Marx focused much of his attention on work - the way production is organised in society and the social relations that grow from, and reinforce, that form of organisation. But he wrote extensively about work precisely because he wanted humans to free themselves from unnecessary and alienating toil.
As Marx observed, the poet John Milton wrote Paradise Lost for the same reason a silk worm creates silk; it was an expression of his nature. But under capitalist production, most people, most of the time, are expropriated from the fruits of their labour, and exercise little or no control over the way they work. Work becomes not an expression of human creativity, but a mere means of extracting surplus value to enrich a tiny elite.
Eagleton rightly points out that human nature is far more historically variable than is usually acknowledged. But he also reminds us that Marx was deeply concerned about the fact that capitalism prevents people realising their full potential as humans - their "species being" as he puts it. It's just that he saw this human nature being shaped by the material conditions of our lives, rather than as a separate, abstract force. Communism is that state of affairs in which humans become able to explore the full range of their creative powers, free of the shackles of class domination and where Marx himself could have written a big book on his favourite novelist, Balzac, rather than endless volumes of Capital.
This book is clearly aimed at people approaching Marx's ideas for the first time. Recently Eagleton has tended to produce short books untangling quite specific philosophical questions, such as the nature of evil and the relationship between religion and revolution, to give just two examples. Why Marx Was Right is a welcome return to the core of Marxist thought, executed with wit and panache. Seasoned Marxists will find most of the arguments presented here familiar but argued with verve. But even so, this book provides a formidable compendium that will be a useful reference for any socialist.
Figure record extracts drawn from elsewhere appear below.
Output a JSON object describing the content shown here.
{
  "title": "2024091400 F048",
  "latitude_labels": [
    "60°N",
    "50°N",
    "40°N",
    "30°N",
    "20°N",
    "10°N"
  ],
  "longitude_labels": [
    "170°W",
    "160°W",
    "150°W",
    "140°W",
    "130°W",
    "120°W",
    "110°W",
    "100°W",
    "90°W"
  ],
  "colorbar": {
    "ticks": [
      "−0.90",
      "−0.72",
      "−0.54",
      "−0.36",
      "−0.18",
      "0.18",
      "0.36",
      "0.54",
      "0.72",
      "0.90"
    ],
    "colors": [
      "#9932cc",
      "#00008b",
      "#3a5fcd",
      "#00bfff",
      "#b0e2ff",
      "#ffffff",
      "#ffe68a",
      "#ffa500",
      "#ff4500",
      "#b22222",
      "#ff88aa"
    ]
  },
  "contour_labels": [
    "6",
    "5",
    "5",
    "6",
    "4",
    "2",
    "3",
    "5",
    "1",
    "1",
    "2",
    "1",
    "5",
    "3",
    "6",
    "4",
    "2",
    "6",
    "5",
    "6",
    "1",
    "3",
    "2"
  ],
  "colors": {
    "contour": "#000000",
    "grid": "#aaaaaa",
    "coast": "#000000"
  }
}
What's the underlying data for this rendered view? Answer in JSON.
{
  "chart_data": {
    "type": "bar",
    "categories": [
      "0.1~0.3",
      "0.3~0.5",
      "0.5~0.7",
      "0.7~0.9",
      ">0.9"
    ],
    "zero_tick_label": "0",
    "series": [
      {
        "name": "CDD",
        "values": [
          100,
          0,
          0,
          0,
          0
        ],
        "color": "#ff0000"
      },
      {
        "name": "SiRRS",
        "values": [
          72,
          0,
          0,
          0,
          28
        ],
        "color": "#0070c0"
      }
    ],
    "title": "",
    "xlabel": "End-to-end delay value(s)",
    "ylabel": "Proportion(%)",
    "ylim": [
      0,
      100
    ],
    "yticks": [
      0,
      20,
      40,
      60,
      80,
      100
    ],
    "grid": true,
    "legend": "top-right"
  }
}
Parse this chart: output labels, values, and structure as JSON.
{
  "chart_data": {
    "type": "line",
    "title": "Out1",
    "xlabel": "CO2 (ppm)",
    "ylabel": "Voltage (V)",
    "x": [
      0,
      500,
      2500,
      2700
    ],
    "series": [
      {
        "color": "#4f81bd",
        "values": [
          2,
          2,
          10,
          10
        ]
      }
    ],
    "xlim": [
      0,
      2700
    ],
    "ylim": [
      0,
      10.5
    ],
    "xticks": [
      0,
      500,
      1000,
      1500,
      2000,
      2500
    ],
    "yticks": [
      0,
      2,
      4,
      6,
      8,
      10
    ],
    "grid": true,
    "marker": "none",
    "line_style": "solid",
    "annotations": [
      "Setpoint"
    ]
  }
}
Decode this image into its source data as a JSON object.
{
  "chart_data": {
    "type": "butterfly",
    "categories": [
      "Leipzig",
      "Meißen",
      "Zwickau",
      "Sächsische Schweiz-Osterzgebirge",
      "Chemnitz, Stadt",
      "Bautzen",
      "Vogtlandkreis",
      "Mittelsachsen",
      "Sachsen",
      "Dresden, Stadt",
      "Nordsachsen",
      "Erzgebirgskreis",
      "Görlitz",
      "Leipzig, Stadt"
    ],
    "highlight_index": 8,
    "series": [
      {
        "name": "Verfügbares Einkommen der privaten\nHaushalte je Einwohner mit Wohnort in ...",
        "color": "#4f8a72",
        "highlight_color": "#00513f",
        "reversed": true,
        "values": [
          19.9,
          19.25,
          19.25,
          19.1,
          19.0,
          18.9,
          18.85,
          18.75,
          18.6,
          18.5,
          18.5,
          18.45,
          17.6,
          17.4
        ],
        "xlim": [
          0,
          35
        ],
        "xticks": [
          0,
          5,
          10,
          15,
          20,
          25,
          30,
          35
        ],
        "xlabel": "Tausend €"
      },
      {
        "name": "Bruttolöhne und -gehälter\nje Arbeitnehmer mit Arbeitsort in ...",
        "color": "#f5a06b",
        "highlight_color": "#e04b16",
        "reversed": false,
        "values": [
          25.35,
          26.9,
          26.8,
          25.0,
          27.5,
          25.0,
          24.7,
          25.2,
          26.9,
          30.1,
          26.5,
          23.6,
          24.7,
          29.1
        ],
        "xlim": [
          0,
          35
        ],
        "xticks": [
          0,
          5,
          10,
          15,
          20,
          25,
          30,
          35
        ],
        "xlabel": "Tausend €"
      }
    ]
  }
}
Marxism, finally, is provisional. It is not a Theory of Everything. It provides no blueprints for a future society, though it insists on the possibility of a future free of exploitation, war and inequality - a possibility embedded in the present. Eagleton observes wryly, "That Marxism is finished would be music to the ears of Marxists everywhere. They could pack in their marching and picketing, return to the bosom of their grieving families and enjoy an evening at home instead of yet another committee meeting... The task of political radicals... is to get to the point where they would no longer be necessary because their goals would have been accomplished."
At the heart of this book is a simple but urgent truth: we need Marx more than ever before. This slim volume should help to arm a new generation of socialists with the ideas necessary to win the battles ahead. Only then will we all be able pack up our marching gear and enjoy a well-earned revolutionary retirement.